Health Minister Rajko Ostojic has refused their demands, nominally because the earlier collective agreement was unlawful, but actually because there is no money in the budget to meet the unions' demands, for which the government would have to secure 840 million kuna (112 million euros) annually.

The independent union of health and welfare workers did not join the strike because it signed an interim, three-month collective agreement with the government in July, which is still in force.

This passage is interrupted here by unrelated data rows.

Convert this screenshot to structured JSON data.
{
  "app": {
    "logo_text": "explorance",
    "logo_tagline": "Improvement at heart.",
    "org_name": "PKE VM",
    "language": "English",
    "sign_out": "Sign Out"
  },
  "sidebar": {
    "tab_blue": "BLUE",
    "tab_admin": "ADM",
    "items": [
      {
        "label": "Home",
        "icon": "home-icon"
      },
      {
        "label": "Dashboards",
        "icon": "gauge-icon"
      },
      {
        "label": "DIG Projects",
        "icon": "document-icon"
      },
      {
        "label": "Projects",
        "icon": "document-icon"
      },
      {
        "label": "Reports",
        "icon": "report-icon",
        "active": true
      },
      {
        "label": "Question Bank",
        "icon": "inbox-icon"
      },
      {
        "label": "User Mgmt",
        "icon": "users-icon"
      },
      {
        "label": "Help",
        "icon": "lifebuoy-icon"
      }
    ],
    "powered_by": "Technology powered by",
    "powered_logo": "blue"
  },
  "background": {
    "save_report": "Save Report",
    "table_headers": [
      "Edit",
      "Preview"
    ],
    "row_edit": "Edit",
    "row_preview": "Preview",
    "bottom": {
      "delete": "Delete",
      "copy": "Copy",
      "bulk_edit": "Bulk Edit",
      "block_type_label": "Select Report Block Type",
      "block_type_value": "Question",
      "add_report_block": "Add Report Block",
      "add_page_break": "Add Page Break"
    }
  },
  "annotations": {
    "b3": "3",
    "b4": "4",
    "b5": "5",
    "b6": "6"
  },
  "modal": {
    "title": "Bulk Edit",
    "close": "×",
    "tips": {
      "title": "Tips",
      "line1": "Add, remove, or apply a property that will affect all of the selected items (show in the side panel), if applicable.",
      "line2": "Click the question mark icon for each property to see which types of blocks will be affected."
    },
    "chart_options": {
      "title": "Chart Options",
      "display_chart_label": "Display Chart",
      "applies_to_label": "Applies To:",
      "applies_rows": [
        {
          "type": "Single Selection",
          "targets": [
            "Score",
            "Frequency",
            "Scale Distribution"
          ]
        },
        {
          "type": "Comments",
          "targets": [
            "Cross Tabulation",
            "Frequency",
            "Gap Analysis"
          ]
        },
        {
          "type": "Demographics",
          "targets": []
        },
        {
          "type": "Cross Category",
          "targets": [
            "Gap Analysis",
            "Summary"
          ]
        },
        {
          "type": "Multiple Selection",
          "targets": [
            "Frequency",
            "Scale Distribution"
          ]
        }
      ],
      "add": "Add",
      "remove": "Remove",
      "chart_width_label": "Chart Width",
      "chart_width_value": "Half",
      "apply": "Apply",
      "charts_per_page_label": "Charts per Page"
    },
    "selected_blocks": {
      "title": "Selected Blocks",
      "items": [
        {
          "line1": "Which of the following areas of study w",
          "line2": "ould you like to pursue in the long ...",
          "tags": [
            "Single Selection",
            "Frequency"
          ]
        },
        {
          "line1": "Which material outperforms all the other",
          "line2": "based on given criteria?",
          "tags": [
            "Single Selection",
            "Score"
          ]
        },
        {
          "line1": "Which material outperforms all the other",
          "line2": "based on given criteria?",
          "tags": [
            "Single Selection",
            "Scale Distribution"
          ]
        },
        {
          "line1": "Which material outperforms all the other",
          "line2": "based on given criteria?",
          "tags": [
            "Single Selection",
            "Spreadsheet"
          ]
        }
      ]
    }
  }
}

The union of health workers, which has the strongest membership base in Rijeka, did not go on strike either.

The doctors' union has 4,500 members and the nurses' union about 12,000.

On Wednesday evening the Health Ministry and the doctors' union presented different data on the turnout on the first day of the strike, with the ministry saying only 19 per cent of doctors and 16 per cent of nurses took part, while the union said the turnout was 80 per cent.

According to ministry data collected from 74 hospitals by noon Wednesday, the strike did not disrupt in any major way the work in any of them.

In 33 hospitals, no doctor or nurse took part in the strike, the ministry said.

Union president Ivica Babic told the press the turnout was 80 per cent on average - 100% in Dubrovnik, 92% in Cakovec, and 75% in Zagreb's Petrova hospital.

Staff working in primary health care and emergency services are not on strike.

On Thursday, Minister Ostojic insisted that the turnout was low, adding that "a silent majority" among workers in the healthcare sector backed the unions' demands but wanted the unions and the government to sit at the negotiating table and reach an agreement.